In his youth, Willetts used drugs now and again, but at the age of 37 became a regular user of heroin, and a prolonged and difficult period of poverty and uncertain residence followed, before his more recent recovery. While a number of his poems do address his drug use, his oeuvre is markedly varied, and many also deal with his childhood and family life — including, notably, the experiences of his mother Halina, a Polish Jew who escaped the Holocaust.
Willetts came to poetry late in life, being named as one of the Poetry Book Society’s Next Generation Poets in 2014. His first collection, New Light for the Old Dark, was published by Jonathan Cape in 2010. It was shortlisted for the Forward Prize, the Costa Prize, and the T. S. Eliot Prize. His writing has appeared in Granta, Poetry Review, TLS, and the LRB, among others.
Critical perspective
Sam Willetts has emerged as one of the brightest of the new generation of poets named in 2014 by the Poetry Book Society’s once-in-a-decade list. The recognition is richly deserved for a body of work which has been described as uncommonly mature even for someone published as relatively late in life as Willetts, who was born in 1962 and overcame a prolonged period of heroin addiction and associated personal difficulties before his debut collection appeared from Jonathan Cape in 2010.
The writing in New Light for the Old Dark deftly impresses itself on the reader with a visceral urgency that suggests, as Kate Kellaway has remarked for the Observer, that these are poems that ‘needed to be written’. The depth of Willetts’s storehouse of ideas and experiences is matched by his sheer poetic capability, showcased in a collection possessed of ‘tremendous, unshowy intent’.
On the occasion of the Poetry Book Society’s twenty-strong list, the judge and poet Clare Pollard was ‘struck by how many of the collections are in fact sequences, heralding a return to book-length narratives’, or ‘long-poems’. While not strictly itself a sequence, nor containing formal sequences, New Light for the Old Dark nevertheless strikingly participates in this ‘return’ to storytelling with a long arc. Vicki Feaver sees the collection as ‘chronicles of a flawed world that add up to a poet’s Bildungsroman’, a physical and emotional biography ‘in which language and form and feeling fuse to create extraordinary narratives and images of redemption’.
Willetts’s headline-grabbing encounter with heroin addiction supplies some of the inspiration for his poetry, though not by any means the largest part. His is a varied and far-reaching oeuvre that touches on history, identity, childhood, and place. Still, those moments in the collection that do relate to his period of addiction are intoxicatingly intense.

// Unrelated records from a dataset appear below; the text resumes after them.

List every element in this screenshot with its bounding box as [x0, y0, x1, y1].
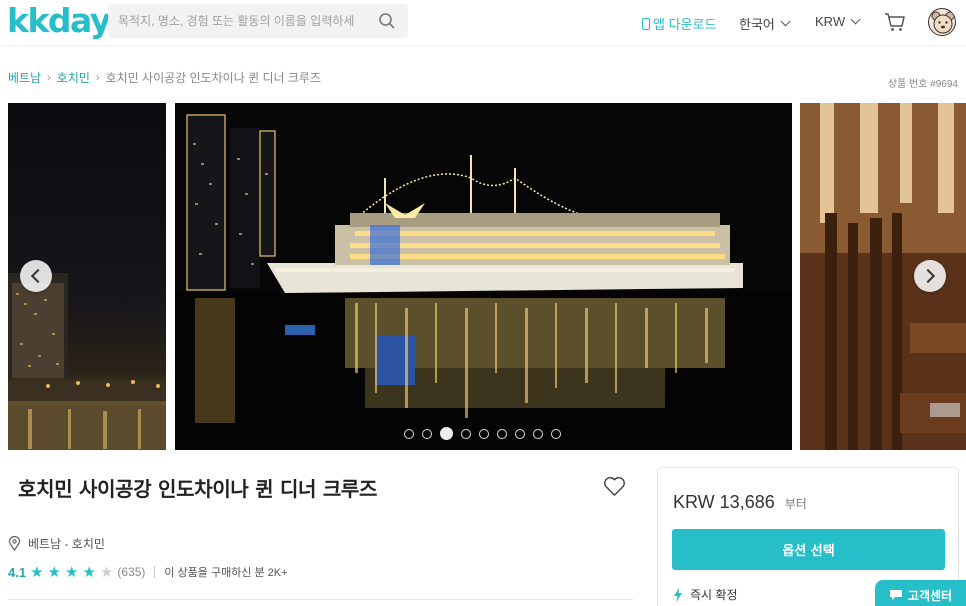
chevron-right-icon: ›	[95, 71, 100, 84]
gallery-dot[interactable]	[533, 428, 543, 439]
star-empty-icon: ★	[99, 563, 114, 581]
breadcrumb-item-vietnam[interactable]: 베트남	[8, 69, 41, 86]
gallery-dot[interactable]	[404, 428, 414, 439]
rating-score: 4.1	[8, 564, 27, 580]
divider	[154, 566, 156, 578]
product-number: 상품 번호 #9694	[887, 79, 958, 90]
instant-confirm-label: 즉시 확정	[690, 588, 738, 602]
top-header: kkday 앱 다운로드 한국어 KRW	[0, 0, 966, 46]
gallery-dot[interactable]	[515, 428, 525, 439]
bear-avatar-icon	[931, 11, 955, 34]
gallery-dot[interactable]	[551, 428, 561, 439]
purchase-count: 이 상품을 구매하신 분 2K+	[164, 567, 288, 579]
customer-center-button[interactable]: 고객센터	[875, 580, 966, 606]
chevron-right-icon: ›	[47, 71, 51, 84]
language-label: 한국어	[739, 17, 775, 32]
location-pin-icon	[8, 536, 21, 551]
customer-center-label: 고객센터	[907, 588, 953, 603]
cruise-ship-photo	[175, 103, 792, 450]
gallery-next-button[interactable]	[914, 260, 946, 292]
gallery-dot-active[interactable]	[440, 427, 453, 440]
app-download-label: 앱 다운로드	[653, 17, 717, 32]
currency-selector[interactable]: KRW	[815, 14, 861, 29]
currency-label: KRW	[815, 14, 846, 29]
chat-icon	[889, 590, 902, 600]
star-icon: ★	[64, 563, 79, 581]
gallery-photo-main[interactable]	[175, 103, 792, 450]
kkday-logo[interactable]: kkday	[7, 4, 111, 38]
cart-icon[interactable]	[884, 12, 906, 32]
gallery-dot[interactable]	[497, 428, 507, 439]
gallery-pagination	[404, 427, 561, 440]
price-suffix: 부터	[784, 497, 807, 511]
photo-gallery	[0, 103, 966, 450]
star-icon: ★	[30, 563, 44, 581]
product-title: 호치민 사이공강 인도차이나 퀸 디너 크루즈	[18, 477, 378, 501]
breadcrumb: 베트남 › 호치민 › 호치민 사이공강 인도차이나 퀸 디너 크루즈	[8, 69, 321, 86]
price-value: KRW 13,686	[673, 492, 775, 512]
star-icon: ★	[47, 563, 61, 581]
gallery-dot[interactable]	[461, 428, 471, 439]
search-box[interactable]	[108, 4, 408, 38]
gallery-dot[interactable]	[422, 428, 432, 439]
breadcrumb-item-hochiminh[interactable]: 호치민	[57, 69, 90, 86]
product-rating: 4.1 ★ ★ ★ ★ ★ (635) 이 상품을 구매하신 분 2K+	[8, 564, 288, 580]
select-option-button[interactable]: 옵션 선택	[672, 529, 945, 570]
review-count[interactable]: (635)	[117, 565, 145, 579]
app-download-link[interactable]: 앱 다운로드	[642, 14, 716, 33]
instant-confirm: 즉시 확정	[674, 586, 738, 603]
gallery-dot[interactable]	[479, 428, 489, 439]
location-label: 베트남 - 호치민	[28, 537, 105, 551]
search-icon[interactable]	[378, 12, 396, 30]
search-input[interactable]	[118, 4, 373, 38]
product-location: 베트남 - 호치민	[8, 535, 105, 552]
breadcrumb-current: 호치민 사이공강 인도차이나 퀸 디너 크루즈	[105, 71, 321, 85]
chevron-down-icon	[780, 16, 791, 27]
language-selector[interactable]: 한국어	[739, 14, 791, 33]
heart-icon[interactable]	[603, 476, 626, 497]
gallery-prev-button[interactable]	[20, 260, 52, 292]
chevron-down-icon	[850, 14, 861, 25]
section-divider	[8, 599, 633, 600]
phone-icon	[642, 17, 650, 30]
price-display: KRW 13,686 부터	[673, 492, 807, 513]
user-avatar[interactable]	[928, 8, 956, 36]
lightning-icon	[674, 587, 682, 602]
star-icon: ★	[82, 563, 96, 581]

The four-stanza ‘Two-Up Two Down’, for instance, doesn’t pull any punches, its emotional starkness uncomfortably reinforced by an almost comic shift of tone between its downstairs and upstairs scenes: the ‘mother and young daughter / kitchen-clattering in bright saris’, ‘ambiance of warm mutton fat / and Bollywood rejoicings from the video’, bleakly supplanted by the finely drawn depiction of the goings-on behind the ‘sacred filthy door’ upstairs, where ‘the two older brothers are snake-basking / in the caramel rays of their all-night sun / with their scales and weapons and clingfilm, / black teeth and void pinhole eyes’. Balanced ‘between / these two worlds, always calm’, is the figure of the father — buzzing around ‘the piles of heartbreak cash […] like a solicitous pimping concierge’. Here as elsewhere in the collection, Willetts’s poetic language is searingly and immersively realized, as it places us between the two poles of light and dark cast by its title.

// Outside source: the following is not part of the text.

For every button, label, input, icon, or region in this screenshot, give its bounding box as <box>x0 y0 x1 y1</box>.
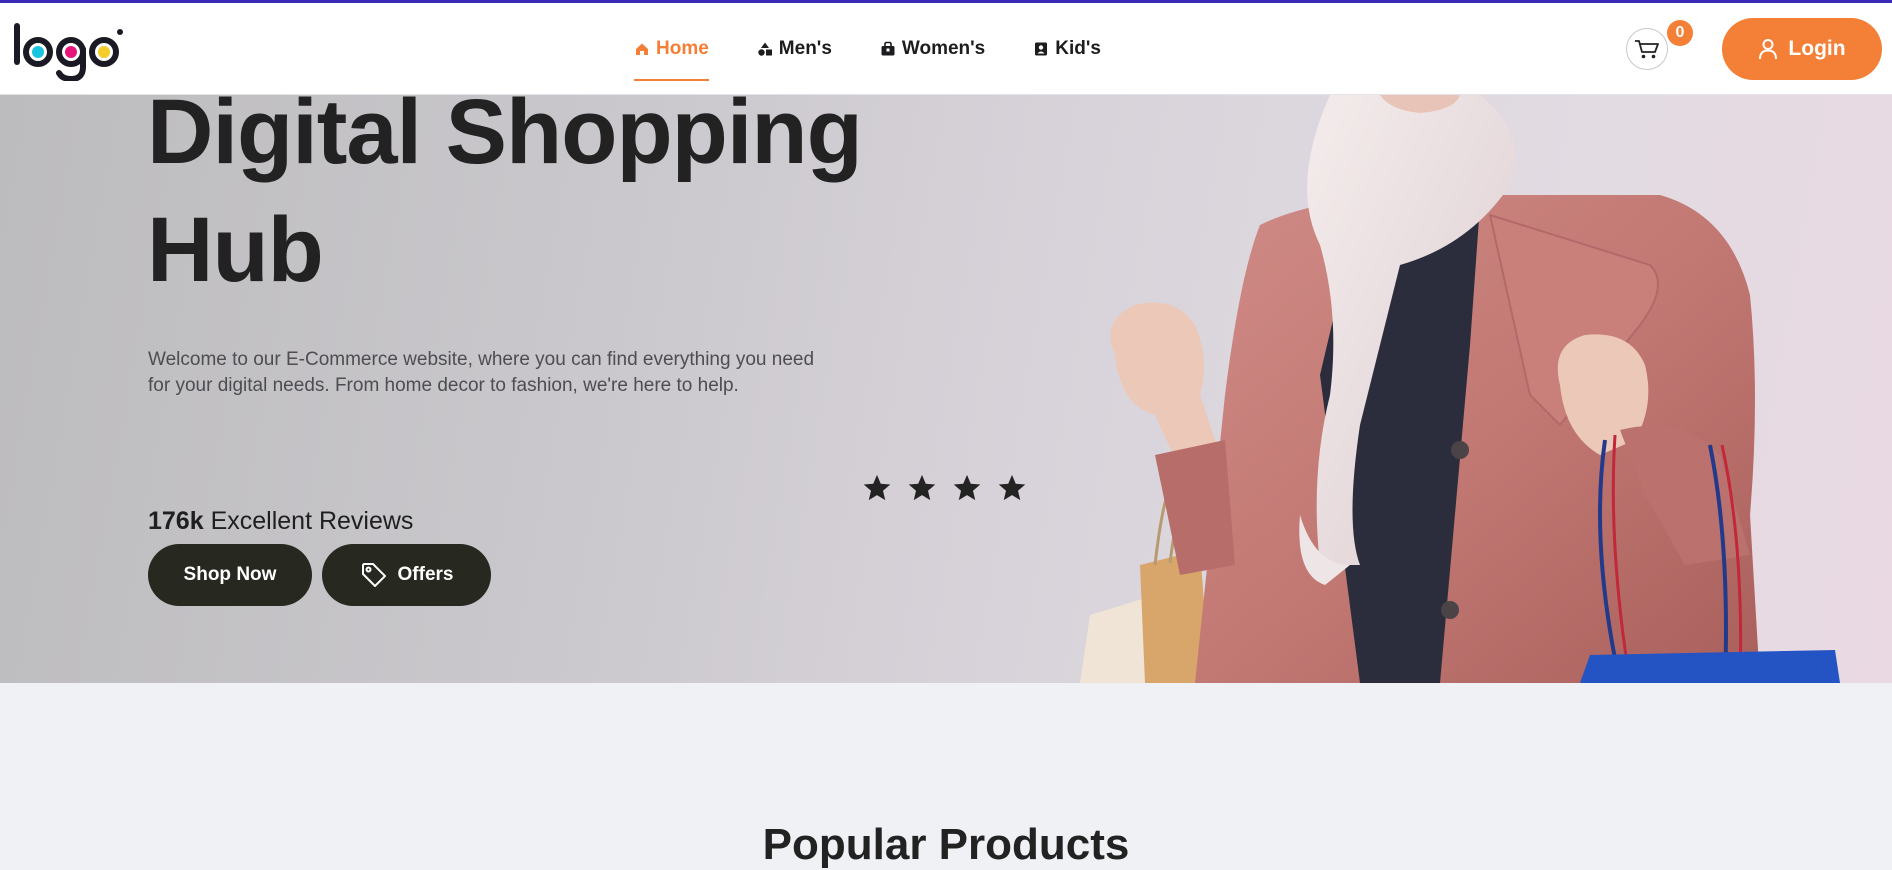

Yet, as Kellaway has rightly pointed out, ‘this is not a solipsistic collection’, and ‘there are other worlds here’. One of the more expansively interrogated is the story woven across a series of poems of his mother’s adolescent escape from the Nazis, ‘a narrative that moves from a Stuka attack on the Smolensk Road to the Krakow ghetto, the destruction of Warsaw, to Nuremberg and Nagasaki and, finally, his mother’s grave’. John Field has noted the importance of time as a motif, in the way Willetts deals with aspects of his own and his family’s painful history. For Willetts, he claims, ‘time doesn’t pass, it accretes’, and develops into something new. The motif is often aligned with the contradictory processes of organic and human development, and Willetts’s debt to the great nineteenth-century poet of the English countryside and its disturbance, John Clare, is acknowledged both explicitly in the dedication to ‘Honest John’ and elsewhere implicitly in his vivid, original treatment of the pastoral mode.

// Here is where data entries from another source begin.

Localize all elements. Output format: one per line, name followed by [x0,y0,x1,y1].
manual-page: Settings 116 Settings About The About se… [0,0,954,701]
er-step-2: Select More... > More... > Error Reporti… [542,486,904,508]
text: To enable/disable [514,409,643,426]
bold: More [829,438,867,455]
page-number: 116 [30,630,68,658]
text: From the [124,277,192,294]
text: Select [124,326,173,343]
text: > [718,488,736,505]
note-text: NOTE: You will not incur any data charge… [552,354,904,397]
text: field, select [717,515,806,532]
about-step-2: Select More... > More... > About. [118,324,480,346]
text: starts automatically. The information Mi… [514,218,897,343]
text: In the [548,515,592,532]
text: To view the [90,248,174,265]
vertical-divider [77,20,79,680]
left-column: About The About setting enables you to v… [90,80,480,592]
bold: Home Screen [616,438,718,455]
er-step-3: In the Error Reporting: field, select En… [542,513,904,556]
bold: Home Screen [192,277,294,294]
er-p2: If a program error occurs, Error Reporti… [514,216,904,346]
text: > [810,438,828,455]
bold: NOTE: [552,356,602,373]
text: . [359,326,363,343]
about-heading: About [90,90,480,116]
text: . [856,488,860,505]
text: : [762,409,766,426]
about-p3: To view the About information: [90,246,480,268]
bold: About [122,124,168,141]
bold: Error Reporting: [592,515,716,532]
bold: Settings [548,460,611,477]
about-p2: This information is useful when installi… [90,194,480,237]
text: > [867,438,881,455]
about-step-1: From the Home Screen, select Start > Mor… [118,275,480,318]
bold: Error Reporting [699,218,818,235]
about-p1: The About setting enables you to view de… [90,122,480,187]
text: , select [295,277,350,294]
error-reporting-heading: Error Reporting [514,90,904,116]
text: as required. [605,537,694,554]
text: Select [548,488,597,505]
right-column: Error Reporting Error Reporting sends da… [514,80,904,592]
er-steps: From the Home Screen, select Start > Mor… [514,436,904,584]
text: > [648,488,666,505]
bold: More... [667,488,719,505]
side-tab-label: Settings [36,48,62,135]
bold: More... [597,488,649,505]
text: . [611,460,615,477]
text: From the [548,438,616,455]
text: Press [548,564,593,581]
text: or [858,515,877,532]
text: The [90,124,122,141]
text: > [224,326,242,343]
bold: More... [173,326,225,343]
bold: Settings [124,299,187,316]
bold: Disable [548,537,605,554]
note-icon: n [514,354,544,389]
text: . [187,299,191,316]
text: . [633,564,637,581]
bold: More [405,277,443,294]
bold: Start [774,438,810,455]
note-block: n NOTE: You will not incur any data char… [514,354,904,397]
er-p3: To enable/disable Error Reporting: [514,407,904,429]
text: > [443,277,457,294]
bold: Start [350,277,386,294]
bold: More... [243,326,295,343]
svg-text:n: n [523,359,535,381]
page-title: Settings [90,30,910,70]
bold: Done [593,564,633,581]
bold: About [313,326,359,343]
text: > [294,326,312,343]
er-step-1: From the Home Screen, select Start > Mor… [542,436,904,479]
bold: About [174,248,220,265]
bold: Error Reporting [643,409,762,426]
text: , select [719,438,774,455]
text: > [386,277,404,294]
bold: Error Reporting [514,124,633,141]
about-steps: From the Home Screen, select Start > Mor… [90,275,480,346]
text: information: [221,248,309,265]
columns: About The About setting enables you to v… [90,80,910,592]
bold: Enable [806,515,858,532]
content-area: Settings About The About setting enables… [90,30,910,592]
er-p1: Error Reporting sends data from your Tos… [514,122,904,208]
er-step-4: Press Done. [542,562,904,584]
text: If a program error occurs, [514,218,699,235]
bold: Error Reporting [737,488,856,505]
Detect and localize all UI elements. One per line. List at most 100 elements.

The letter that arrived in 2010 informing Willetts of the shortlisting of New Light for the Old Dark for the Costa Prize ‘made a nice change’, he wryly noted at the time, from the type he had become accustomed to receiving, that ‘tend to demand money’. His stated wishlist in the event of winning its £30,000 award was simple and deeply affecting: ‘I would buy a beautiful pair of shoes that didn’t let in water, a wardrobe of clothes and a better gravestone for my dad. […] If I had any money left, I’d go on holiday but I would have to get a passport first. One thing about addiction is that you lose things, not just friends and hope but photos, documents, possessions.’ Willetts’s remarkable debut collection powerfully and movingly demonstrates that even out of such loss and darkness there is always the possibility of new light.